Brent gains on unexpected drop in US crude stocks
The front-month ICE Brent contract has gained $1.99/bbl on the day, to trade at $96.76/bbl at 09.00 GMT.
PHOTO: Getty Images
Upward pressure:
Tight supply in the global crude oil market continued to push Brent futures higher.
“Oil prices are back on the rise as a global supply shortfall is becoming more evident,” said Price Futures Group’s senior market analyst Phil Flynn.
Commercial US crude inventories fell by 2.17 million bbls on the week, to 416.29 million bbls on 22 September, the US Energy Information Administration (EIA) reported on Wednesday.

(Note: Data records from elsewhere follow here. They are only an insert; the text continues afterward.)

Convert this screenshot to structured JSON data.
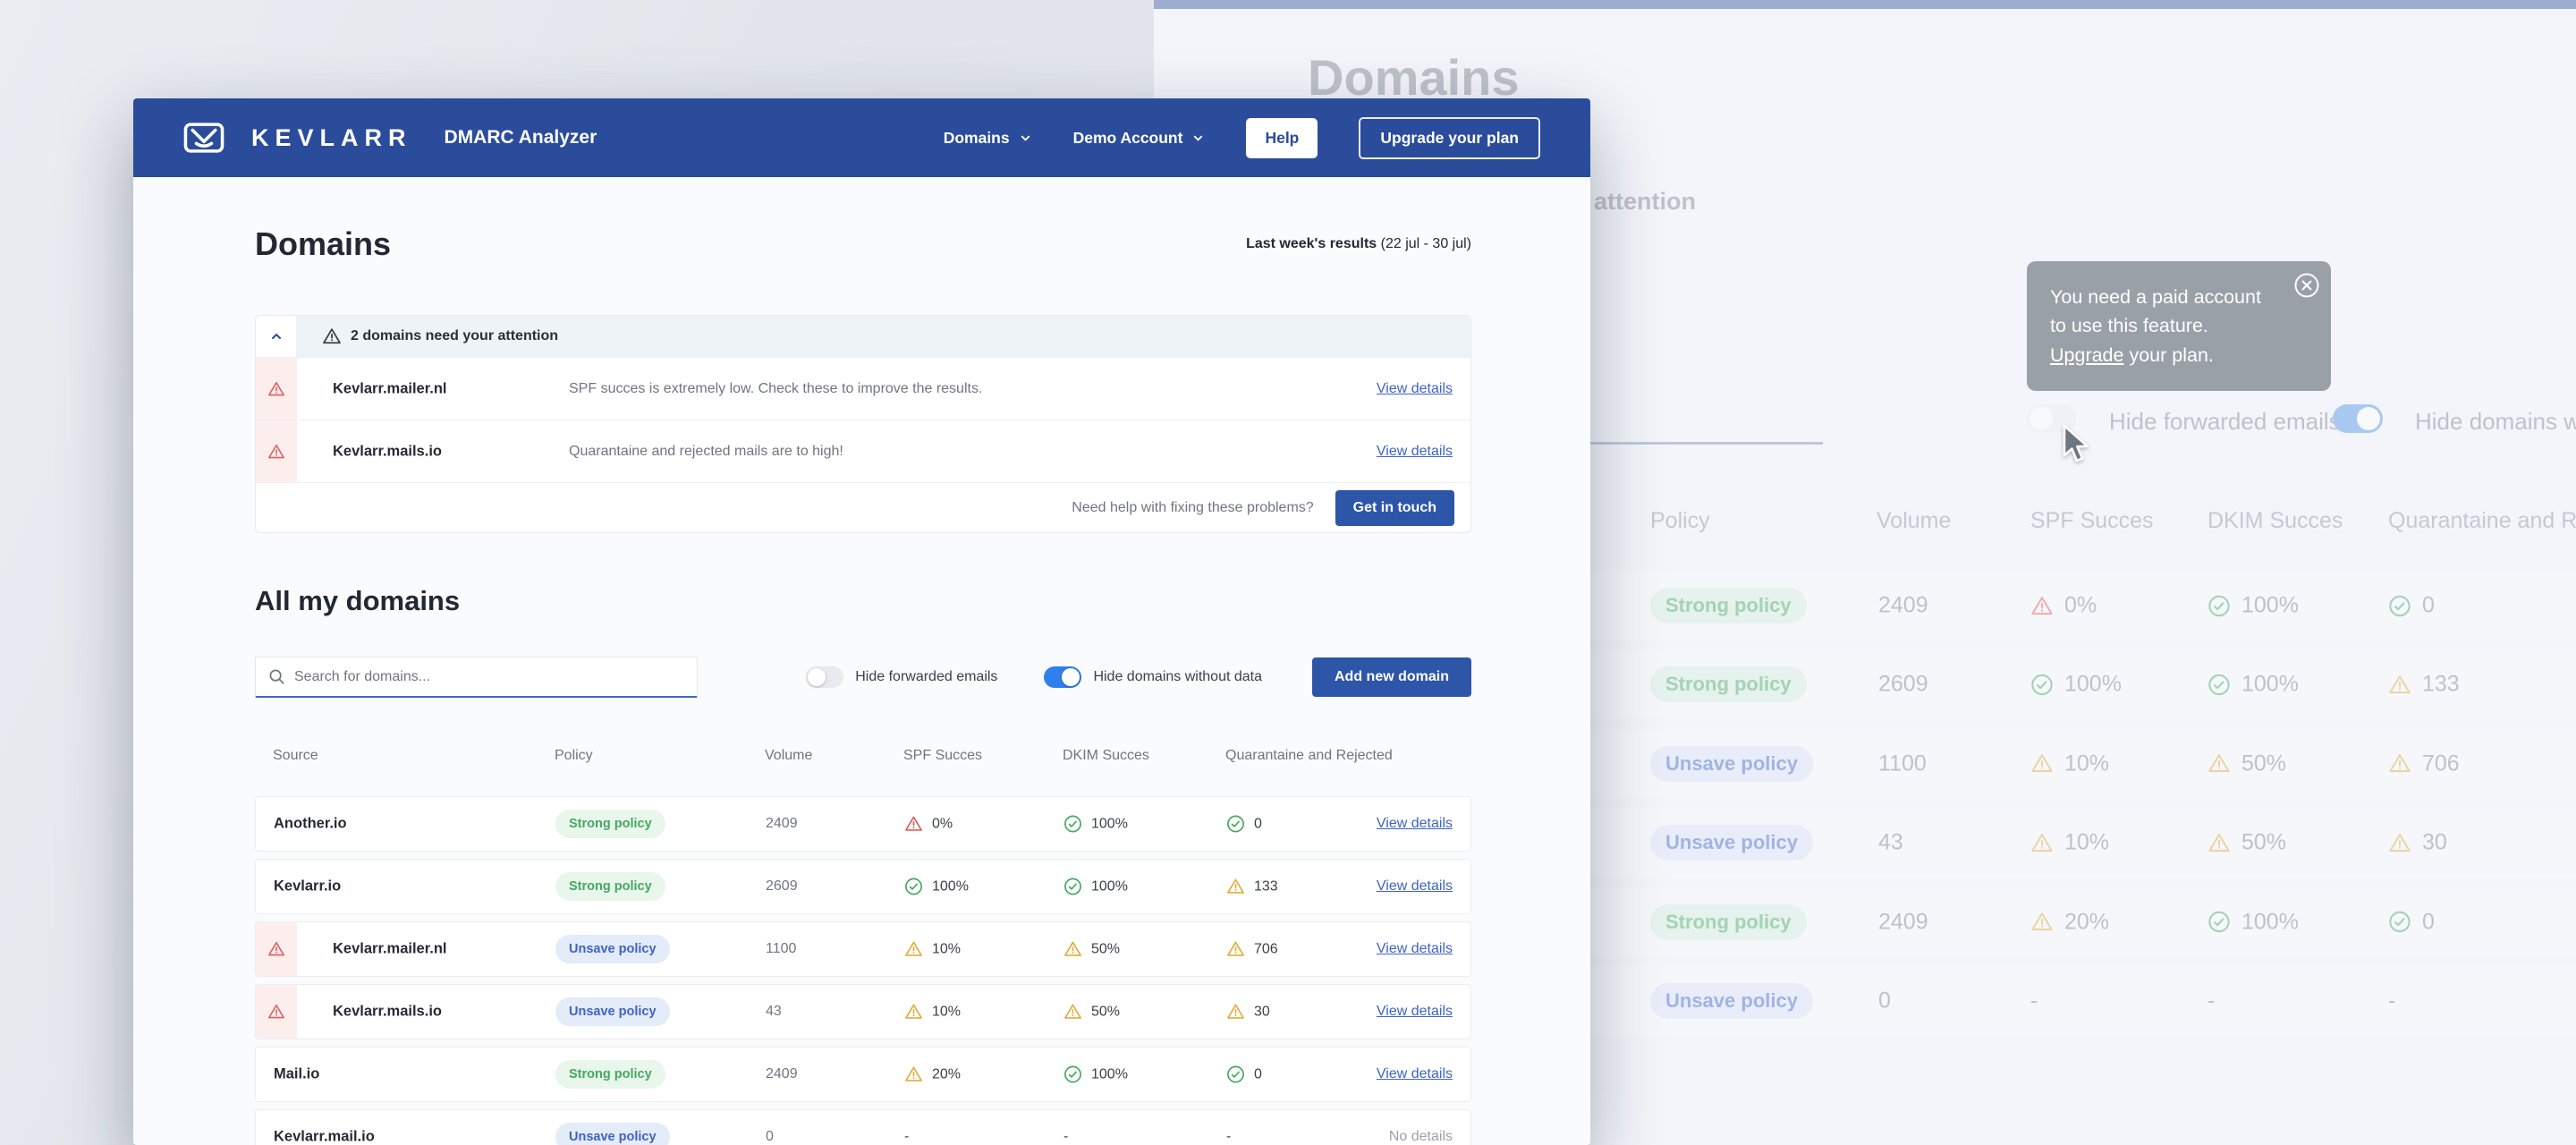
{
  "colors": {
    "header-blue": "#2b4c9b",
    "button-blue": "#2d55a8",
    "accent-blue": "#2f80ed",
    "link-blue": "#3f63c7",
    "green": "#45a860",
    "green-bg": "#e8f6ec",
    "policy-blue": "#3f63c7",
    "policy-blue-bg": "#e4ebf9",
    "warn-yellow": "#dfae3e",
    "error-red": "#dd5f5f",
    "pink-bg": "#fdeeee",
    "tooltip-gray": "#959ba4"
  },
  "brand": {
    "name": "KEVLARR",
    "product": "DMARC Analyzer"
  },
  "nav": {
    "domains": "Domains",
    "account": "Demo Account",
    "help": "Help",
    "upgrade": "Upgrade your plan"
  },
  "page": {
    "title": "Domains",
    "results_label": "Last week's results",
    "results_range": " (22 jul - 30 jul)"
  },
  "alerts": {
    "title": "2 domains need your attention",
    "items": [
      {
        "domain": "Kevlarr.mailer.nl",
        "message": "SPF succes is extremely low. Check these to improve the results.",
        "action": "View details"
      },
      {
        "domain": "Kevlarr.mails.io",
        "message": "Quarantaine and rejected mails are to high!",
        "action": "View details"
      }
    ],
    "footer_text": "Need help with fixing these problems?",
    "footer_button": "Get in touch"
  },
  "domains_section": {
    "title": "All my domains",
    "search_placeholder": "Search for domains...",
    "toggles": [
      {
        "label": "Hide forwarded emails",
        "on": false
      },
      {
        "label": "Hide domains without data",
        "on": true
      }
    ],
    "add_button": "Add new domain"
  },
  "table": {
    "headers": [
      "Source",
      "Policy",
      "Volume",
      "SPF Succes",
      "DKIM Succes",
      "Quarantaine and Rejected"
    ],
    "rows": [
      {
        "warning": false,
        "source": "Another.io",
        "policy": {
          "label": "Strong policy",
          "type": "strong"
        },
        "volume": "2409",
        "spf": {
          "status": "error",
          "value": "0%"
        },
        "dkim": {
          "status": "ok",
          "value": "100%"
        },
        "quarantine": {
          "status": "ok",
          "value": "0"
        },
        "action": {
          "label": "View details",
          "link": true
        }
      },
      {
        "warning": false,
        "source": "Kevlarr.io",
        "policy": {
          "label": "Strong policy",
          "type": "strong"
        },
        "volume": "2609",
        "spf": {
          "status": "ok",
          "value": "100%"
        },
        "dkim": {
          "status": "ok",
          "value": "100%"
        },
        "quarantine": {
          "status": "warn",
          "value": "133"
        },
        "action": {
          "label": "View details",
          "link": true
        }
      },
      {
        "warning": true,
        "source": "Kevlarr.mailer.nl",
        "policy": {
          "label": "Unsave policy",
          "type": "unsave"
        },
        "volume": "1100",
        "spf": {
          "status": "warn",
          "value": "10%"
        },
        "dkim": {
          "status": "warn",
          "value": "50%"
        },
        "quarantine": {
          "status": "warn",
          "value": "706"
        },
        "action": {
          "label": "View details",
          "link": true
        }
      },
      {
        "warning": true,
        "source": "Kevlarr.mails.io",
        "policy": {
          "label": "Unsave policy",
          "type": "unsave"
        },
        "volume": "43",
        "spf": {
          "status": "warn",
          "value": "10%"
        },
        "dkim": {
          "status": "warn",
          "value": "50%"
        },
        "quarantine": {
          "status": "warn",
          "value": "30"
        },
        "action": {
          "label": "View details",
          "link": true
        }
      },
      {
        "warning": false,
        "source": "Mail.io",
        "policy": {
          "label": "Strong policy",
          "type": "strong"
        },
        "volume": "2409",
        "spf": {
          "status": "warn",
          "value": "20%"
        },
        "dkim": {
          "status": "ok",
          "value": "100%"
        },
        "quarantine": {
          "status": "ok",
          "value": "0"
        },
        "action": {
          "label": "View details",
          "link": true
        }
      },
      {
        "warning": false,
        "source": "Kevlarr.mail.io",
        "policy": {
          "label": "Unsave policy",
          "type": "unsave"
        },
        "volume": "0",
        "spf": {
          "status": "none",
          "value": "-"
        },
        "dkim": {
          "status": "none",
          "value": "-"
        },
        "quarantine": {
          "status": "none",
          "value": "-"
        },
        "action": {
          "label": "No details",
          "link": false
        }
      }
    ]
  },
  "background": {
    "heading": "Domains",
    "attention_fragment": "attention",
    "headers": [
      "Policy",
      "Volume",
      "SPF Succes",
      "DKIM Succes",
      "Quarantaine and Rejected"
    ],
    "toggles": [
      {
        "label": "Hide forwarded emails",
        "on": false
      },
      {
        "label": "Hide domains without data",
        "on": true
      }
    ],
    "tooltip": {
      "text_before": "You need a paid account to use this feature. ",
      "link": "Upgrade",
      "text_after": " your plan."
    }
  }
}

Moreover, production cuts by the top OPEC+ producers Saudi Arabia and Russia are making the oil market “extremely tight,” OANDA’s market analyst Craig Erlam said. These measures have “got people talking about $100/bbl oil again,” he further added.
Downward pressure:
Meanwhile, Brent’s rally towards $100/bbl mark might diminish due to demand worries and as oil analysts expect the US Federal Reserve (Fed) to hike interest rates in the coming months.
Central banks around the world remain committed to keeping inflation levels under control, according to analysts.
“[Oil] markets will be closely looking for any indication about what the Fed [officials] could do at their meetings later in the year,” said ING’s head of commodities strategy Warren Patterson.
More rate-hike cycles could increase the borrowing costs for non-dollar currency holders, which could dampen demand for dollar-denominated assets like crude oil.